À cada sermão reconheço que não fui diligente o quanto deveria — Deus conhece cada um daqueles dez minutos que usei com o que não precisava e que poderiam ser empregados na melhor preparação do sermão. Mas, ao mesmo tempo, descanso com sinceridade humilde na graça de Deus por não ter sido negligente o quanto eu seria se não tivesse me dedicado com zelo, labor e devoção em conhecer o texto das Escrituras que usarei para entregar o sermão dominical a meus irmãos. Isso para mim é parte constituinte do culto congregacional durante a pregação — enquanto meus irmãos atenciosamente devotam mente e coração à pregação da Palavra, eu diligentemente me devotei para estar ali e continuo a fazê-lo enquanto prego.

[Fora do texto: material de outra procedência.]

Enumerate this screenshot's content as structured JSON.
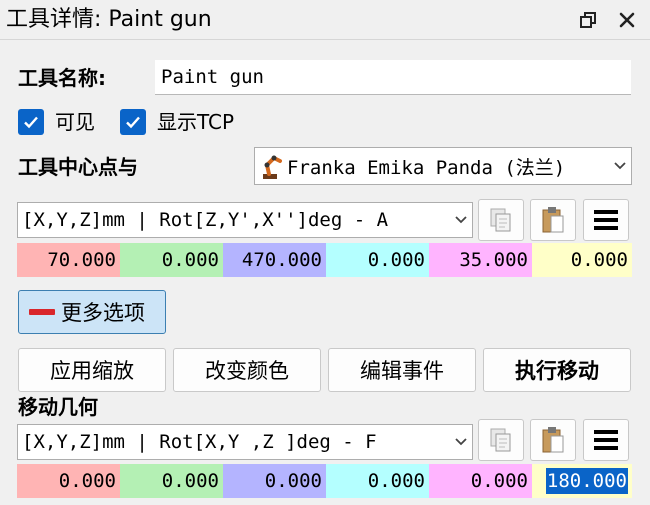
{
  "window": {
    "title": "工具详情: Paint gun"
  },
  "tool": {
    "name_label": "工具名称:",
    "name_value": "Paint gun",
    "visible_label": "可见",
    "visible_checked": true,
    "show_tcp_label": "显示TCP",
    "show_tcp_checked": true,
    "tcp_relative_label": "工具中心点与",
    "reference_value": "Franka Emika Panda (法兰)"
  },
  "pose": {
    "format_value": "[X,Y,Z]mm | Rot[Z,Y',X'']deg - A",
    "values": [
      "70.000",
      "0.000",
      "470.000",
      "0.000",
      "35.000",
      "0.000"
    ]
  },
  "more_options_label": "更多选项",
  "actions": {
    "apply_scale": "应用缩放",
    "change_color": "改变颜色",
    "edit_events": "编辑事件",
    "execute_move": "执行移动"
  },
  "move_geometry": {
    "label": "移动几何",
    "format_value": "[X,Y,Z]mm | Rot[X,Y ,Z  ]deg - F",
    "values": [
      "0.000",
      "0.000",
      "0.000",
      "0.000",
      "0.000",
      "180.000"
    ],
    "selected_index": 5
  },
  "colors": {
    "x": "#ffb4b4",
    "y": "#b4f0b4",
    "z": "#b4b4ff",
    "rx": "#b4ffff",
    "ry": "#ffb4ff",
    "rz": "#ffffc8",
    "accent": "#0a64c8",
    "more_options_bg": "#cce4f7"
  },
  "icons": [
    "restore-icon",
    "close-icon",
    "check-icon",
    "robot-icon",
    "chevron-down-icon",
    "copy-icon",
    "paste-icon",
    "menu-icon",
    "minus-icon"
  ]
}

4. Qual conselho você daria a outros pastores ou aspirantes ao ministério concernente ao estudo e uso das línguas originais da Bíblia?

Eu gostaria de conseguir ter clareza suficiente para não ser mal interpretado nessa questão. Como se eu porventura quisesse dizer que sem conhecimento das línguas originais ninguém seria capaz de exercer o pastorado ou ser um pastor piedoso e abençoador em sua igreja. Tentando eliminar essa impressão, a priori, eu ofereceria um conselho para meus futuros colegas de ministério e outro para os que já estão no labor pastoral, além de apresentar duas sugestões para ambos ao final.

Aos que estão começando agora, eu aconselharia a não deixarem de aprender efetivamente as línguas originais durante o período de formação. Infelizmente, é possível concluir essas disciplinas sem conhecimento efetivo — e não me refiro a fraudes aqui, mas àquele conhecimento temporário apenas para conseguir a nota da aprovação.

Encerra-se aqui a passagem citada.